The deadline for all new public buildings is 2016.
“We commend the vision of the legislators in making zero net energy buildings the cornerstone of the revised directive,” said Arianna Vitali Roscini, WWF’s policy officer for energy conservation in buildings. “Technically and economically there is nothing standing in the way of an earlier deadline for all new constructions, which could help the EU achieve the 2020 emissions reduction targets.”
The vote still needs to be confirmed by the Council of the Ministers later this year.

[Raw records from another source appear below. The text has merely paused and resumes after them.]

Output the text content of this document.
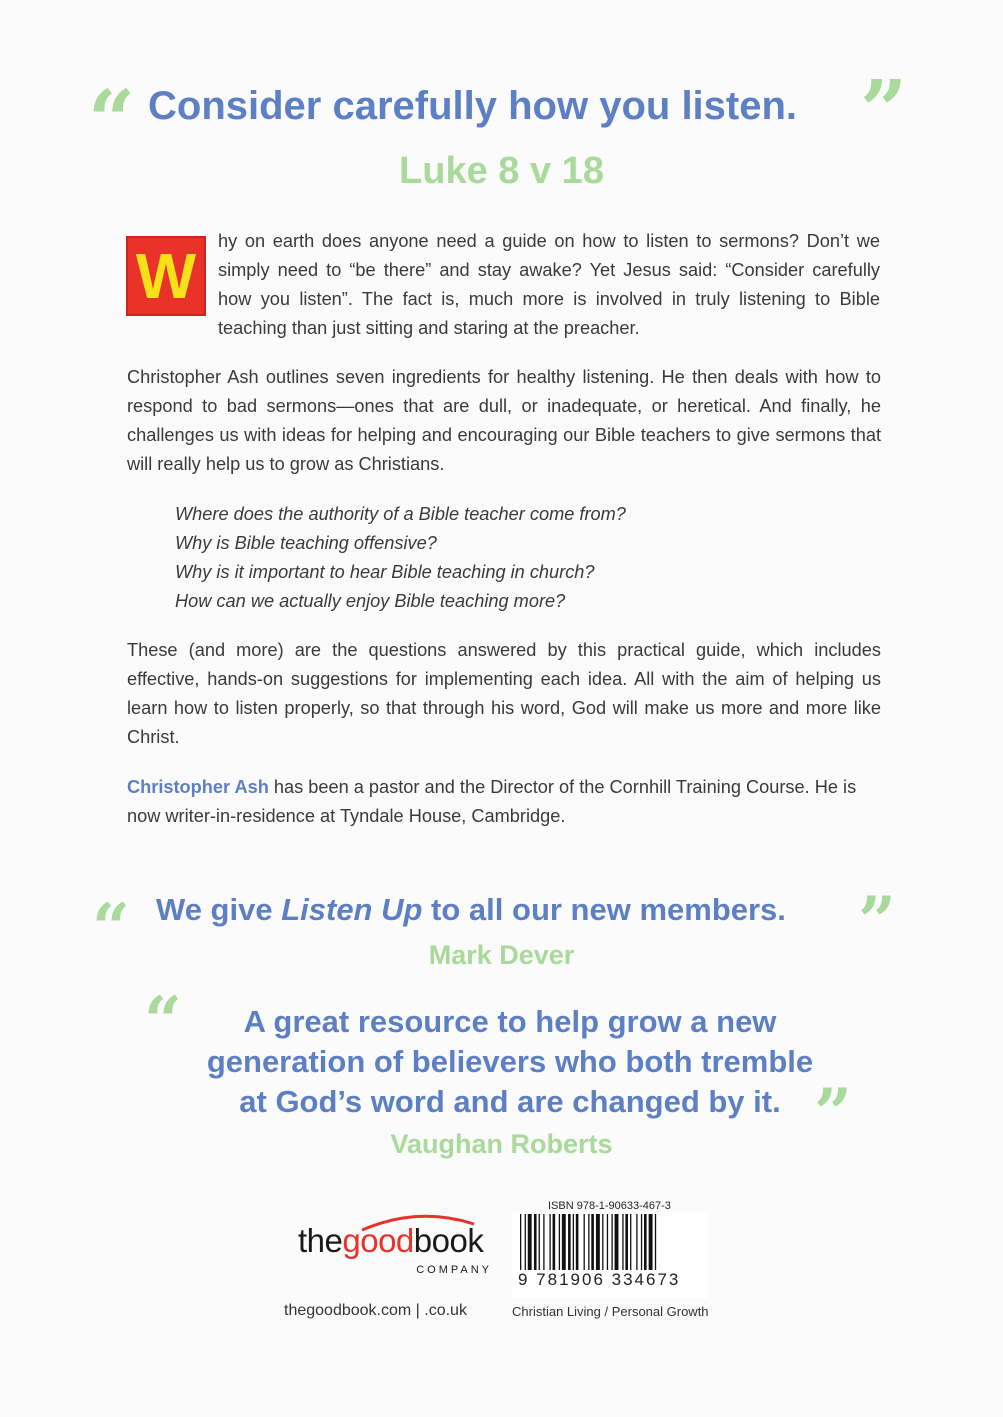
“ Consider carefully how you listen. ”
Luke 8 v 18
W	hy on earth does anyone need a guide on how to listen to sermons? Don’t we simply need to “be there” and stay awake? Yet Jesus said: “Consider carefully how you listen”. The fact is, much more is involved in truly listening to Bible teaching than just sitting and staring at the preacher.
Christopher Ash outlines seven ingredients for healthy listening. He then deals with how to respond to bad sermons—ones that are dull, or inadequate, or heretical. And finally, he challenges us with ideas for helping and encouraging our Bible teachers to give sermons that will really help us to grow as Christians.
Where does the authority of a Bible teacher come from?
Why is Bible teaching offensive?
Why is it important to hear Bible teaching in church?
How can we actually enjoy Bible teaching more?
These (and more) are the questions answered by this practical guide, which includes effective, hands-on suggestions for implementing each idea. All with the aim of helping us learn how to listen properly, so that through his word, God will make us more and more like Christ.
Christopher Ash has been a pastor and the Director of the Cornhill Training Course. He is now writer-in-residence at Tyndale House, Cambridge.
“ We give Listen Up to all our new members.	”
Mark Dever
“	A great resource to help grow a new
generation of believers who both tremble
at God’s word and are changed by it. ”
Vaughan Roberts
thegoodbook
COMPANY
ISBN 978-1-90633-467-3
9 781906 334673
thegoodbook.com | .co.uk	Christian Living / Personal Growth
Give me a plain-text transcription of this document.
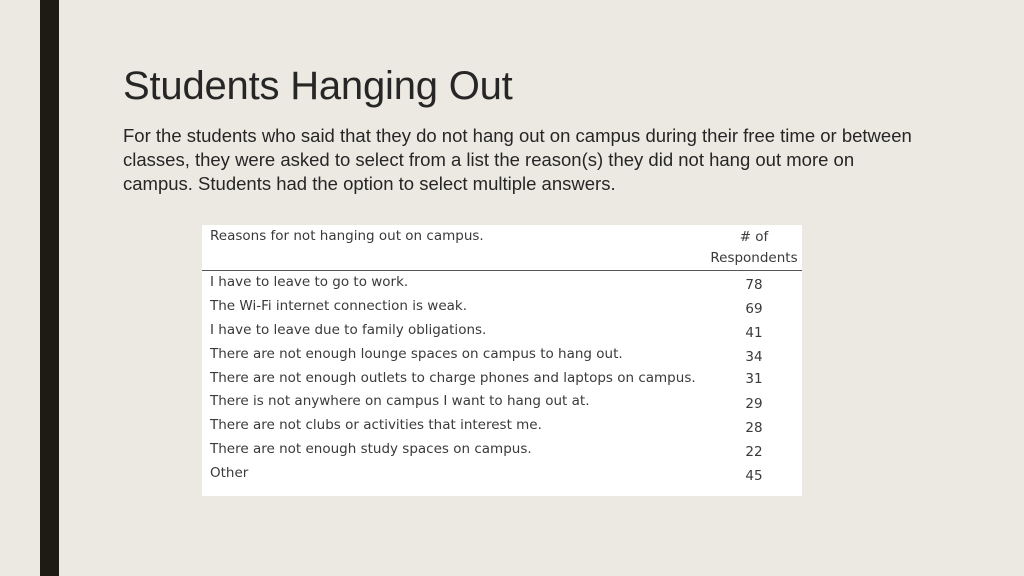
Students Hanging Out
For the students who said that they do not hang out on campus during their free time or between classes, they were asked to select from a list the reason(s) they did not hang out more on campus. Students had the option to select multiple answers.
Reasons for not hanging out on campus.	# of
Respondents

I have to leave to go to work.	78
The Wi-Fi internet connection is weak.	69
I have to leave due to family obligations.	41
There are not enough lounge spaces on campus to hang out.	34
There are not enough outlets to charge phones and laptops on campus.	31
There is not anywhere on campus I want to hang out at.	29
There are not clubs or activities that interest me.	28
There are not enough study spaces on campus.	22
Other	45
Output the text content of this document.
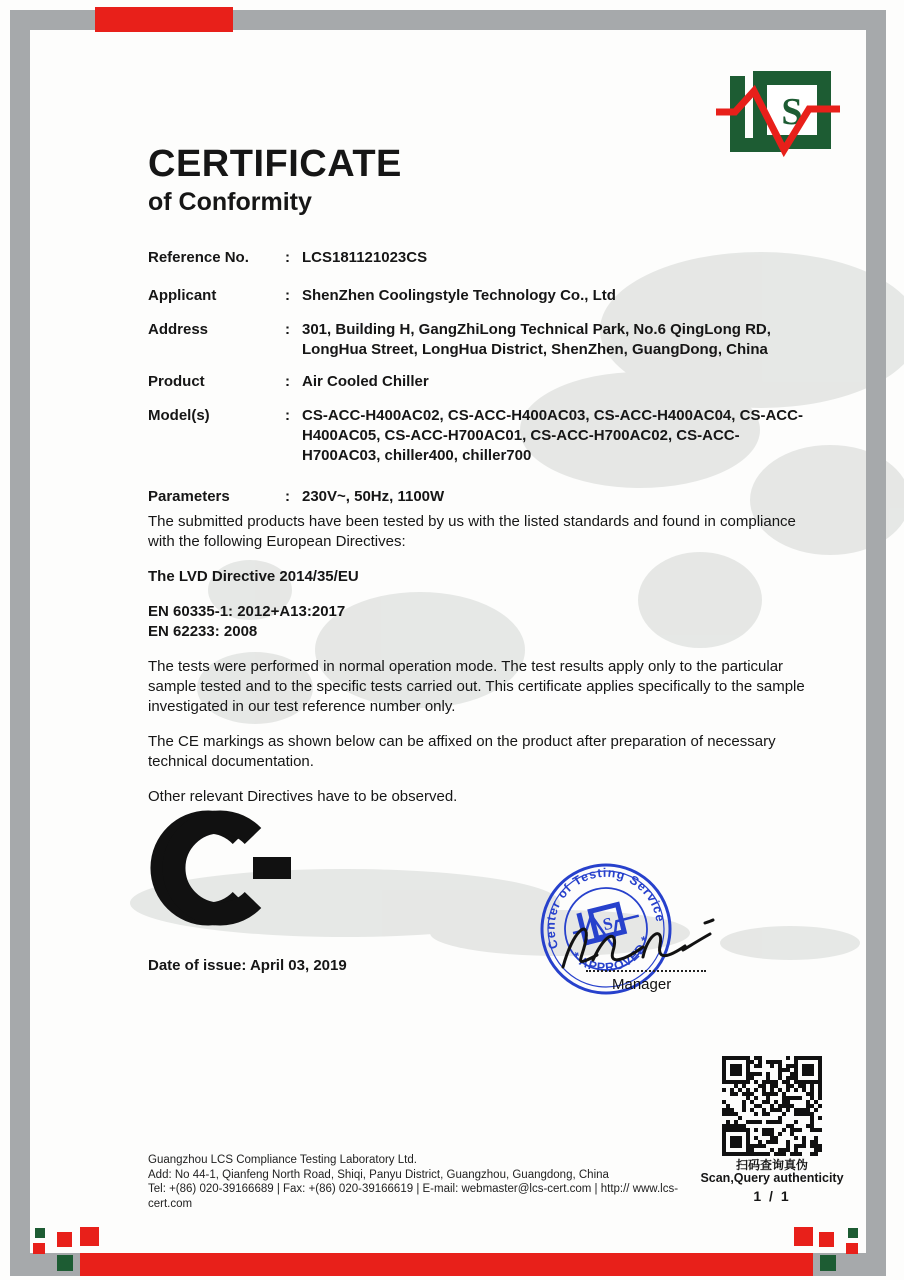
S
CERTIFICATE
of Conformity
Reference No.	: LCS181121023CS
Applicant	: ShenZhen Coolingstyle Technology Co., Ltd
Address	: 301, Building H, GangZhiLong Technical Park, No.6 QingLong RD, LongHua Street, LongHua District, ShenZhen, GuangDong, China
Product	: Air Cooled Chiller
Model(s)	: CS-ACC-H400AC02, CS-ACC-H400AC03, CS-ACC-H400AC04, CS-ACC-H400AC05, CS-ACC-H700AC01, CS-ACC-H700AC02, CS-ACC-H700AC03, chiller400, chiller700
Parameters	: 230V~, 50Hz, 1100W

The submitted products have been tested by us with the listed standards and found in compliance with the following European Directives:

The LVD Directive 2014/35/EU

EN 60335-1: 2012+A13:2017
EN 62233: 2008

The tests were performed in normal operation mode. The test results apply only to the particular sample tested and to the specific tests carried out. This certificate applies specifically to the sample investigated in our test reference number only.

The CE markings as shown below can be affixed on the product after preparation of necessary technical documentation.

Other relevant Directives have to be observed.

Date of issue: April 03, 2019
S
Center of Testing Service
* APPROVED *
Manager
扫码查询真伪
Scan,Query authenticity
1 / 1
Guangzhou LCS Compliance Testing Laboratory Ltd.
Add: No 44-1, Qianfeng North Road, Shiqi, Panyu District, Guangzhou, Guangdong, China
Tel: +(86) 020-39166689 | Fax: +(86) 020-39166619 | E-mail: webmaster@lcs-cert.com | http:// www.lcs-cert.com
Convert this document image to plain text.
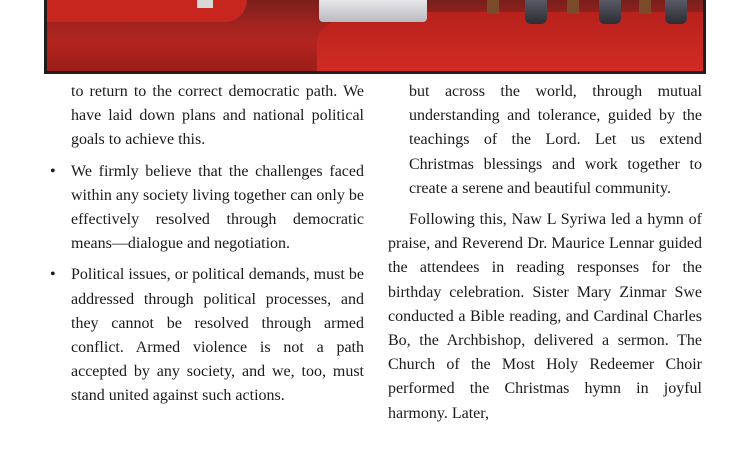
to return to the correct democratic path. We have laid down plans and national political goals to achieve this.

• We firmly believe that the challenges faced within any society living together can only be effectively resolved through democratic means—dialogue and negotiation.
• Political issues, or political demands, must be addressed through political processes, and they cannot be resolved through armed conflict. Armed violence is not a path accepted by any society, and we, too, must stand united against such actions.

but across the world, through mutual understanding and tolerance, guided by the teachings of the Lord. Let us extend Christmas blessings and work together to create a serene and beautiful community.

Following this, Naw L Syriwa led a hymn of praise, and Reverend Dr. Maurice Lennar guided the attendees in reading responses for the birthday celebration. Sister Mary Zinmar Swe conducted a Bible reading, and Cardinal Charles Bo, the Archbishop, delivered a sermon. The Church of the Most Holy Redeemer Choir performed the Christmas hymn in joyful harmony. Later,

“There is huge potential for buildings to consume less energy and produce renewable energy on site,” Roscini said. “Promotion of energy efficiency is a winning strategy for Europe. It improves energy security, reduces greenhouse gas emissions, encourages technology development and creates new jobs. This is a structural change within reach, it is up to political will to make it happen.”
The new standards will also apply to all major renovations, not only to those of with areas of more than 1,000 square metres, as was previously required.
Buildings in Europe account for 40 per cent of energy consumption and 36 per cent of greenhouse gas emissions.
The WWF is also presenting an exhibit this week at the European Parliament in Strasbourg to showcase the new generation of efficient buildings in Europe. The exhibit runs through Friday and highlights six super-efficient buildings:
- The WWF offices in Zeist, the Netherlands;
- The Promitheus residential building in Athens;
- The Star Dome One project in Rucar, Romania;
- The ruralZed residential project in Grande Synthe, France;
- The Kingspan Lighthouse in Garston, UK; and
- The Arthur Woll Haus, university building in Siegen, Germany.